Reputation: 83
I am trying to create a Multiclass Text Classifier as explained here. However, my code is breaking at line:
NB_pipeline.fit(X_train, train[category])
Below is the error which I am getting:
File "pandas\hashtable.pyx", line 683, in pandas.hashtable.PyObjectHashTable.get_item (pandas\hashtable.c:12322)
I tried to find out what train[category]
returns and I got same error.
1) X_train
is a dataframe
with one column and contains customer feedback.
2) train
is a dataframe
with two columns; first column contains customer review(same as X_train
) and second column contains one of the 5 categories (Systems Error, Proactive Communication, Staff Behaviour, Website Functionalities, Others
).
3) category
is one of the above mentioned categories.
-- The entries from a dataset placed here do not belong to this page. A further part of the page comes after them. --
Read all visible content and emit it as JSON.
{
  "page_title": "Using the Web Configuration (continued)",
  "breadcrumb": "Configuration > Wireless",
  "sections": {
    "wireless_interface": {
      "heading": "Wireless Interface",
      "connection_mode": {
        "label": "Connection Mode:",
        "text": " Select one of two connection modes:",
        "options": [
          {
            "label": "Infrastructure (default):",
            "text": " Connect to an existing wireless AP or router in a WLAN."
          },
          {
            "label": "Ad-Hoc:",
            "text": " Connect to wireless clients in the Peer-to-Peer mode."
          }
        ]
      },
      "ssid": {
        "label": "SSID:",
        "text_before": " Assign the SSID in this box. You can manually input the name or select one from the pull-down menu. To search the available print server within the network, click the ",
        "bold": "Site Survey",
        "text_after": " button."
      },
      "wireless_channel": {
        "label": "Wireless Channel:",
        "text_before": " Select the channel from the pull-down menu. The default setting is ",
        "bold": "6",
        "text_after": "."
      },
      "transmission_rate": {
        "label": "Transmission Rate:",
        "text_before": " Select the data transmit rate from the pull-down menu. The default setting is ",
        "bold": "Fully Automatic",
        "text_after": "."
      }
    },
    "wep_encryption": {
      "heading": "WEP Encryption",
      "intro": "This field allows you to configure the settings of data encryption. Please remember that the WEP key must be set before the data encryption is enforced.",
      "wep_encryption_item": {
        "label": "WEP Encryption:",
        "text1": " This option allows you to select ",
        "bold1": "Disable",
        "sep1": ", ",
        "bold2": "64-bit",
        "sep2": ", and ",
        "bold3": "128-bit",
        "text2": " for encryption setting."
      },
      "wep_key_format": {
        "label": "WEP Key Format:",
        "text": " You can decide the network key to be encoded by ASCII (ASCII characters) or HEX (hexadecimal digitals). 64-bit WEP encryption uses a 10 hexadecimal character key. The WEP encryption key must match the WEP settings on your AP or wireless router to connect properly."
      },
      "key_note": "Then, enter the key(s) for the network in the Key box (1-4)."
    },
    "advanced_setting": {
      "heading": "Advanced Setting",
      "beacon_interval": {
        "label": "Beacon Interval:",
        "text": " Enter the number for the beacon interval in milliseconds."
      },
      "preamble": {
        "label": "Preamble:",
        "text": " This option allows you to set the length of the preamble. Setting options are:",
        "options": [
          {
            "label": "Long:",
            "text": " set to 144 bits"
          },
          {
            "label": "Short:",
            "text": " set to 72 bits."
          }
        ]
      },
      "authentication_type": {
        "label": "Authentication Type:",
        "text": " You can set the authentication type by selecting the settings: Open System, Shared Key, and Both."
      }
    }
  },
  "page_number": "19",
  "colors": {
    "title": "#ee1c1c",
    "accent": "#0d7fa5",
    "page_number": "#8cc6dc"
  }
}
Below is the sample train dataframe
:
Index Feedback Category
0 While making payment got system error. System error
Staff behaviour was good at hotel
1 While making payment got system error. Staff Behaviour
Staff behaviour was good at hotel
Upvotes: 1
Views: 309
Reputation: 86
This is one of the most over-looked issue.
The reason for this error is that the "column" script is looking for is not available in the dataframe. All the 5 categories you have, should be columns in the input dataframe and rows will take 1/0 if one of the categories is applicable for the feedback/comment. Ideally, Your input dataframe should look like this.
Index Feedback System error Staff Behaviour
0 While making payment got system error. 1 1
Staff behaviour was good at hotel
1 While making payment got system error. 1 0
2 Staff behaviour was good at hotel 0 1
I have used same comment to show how input dataframe should look like.
Upvotes: 2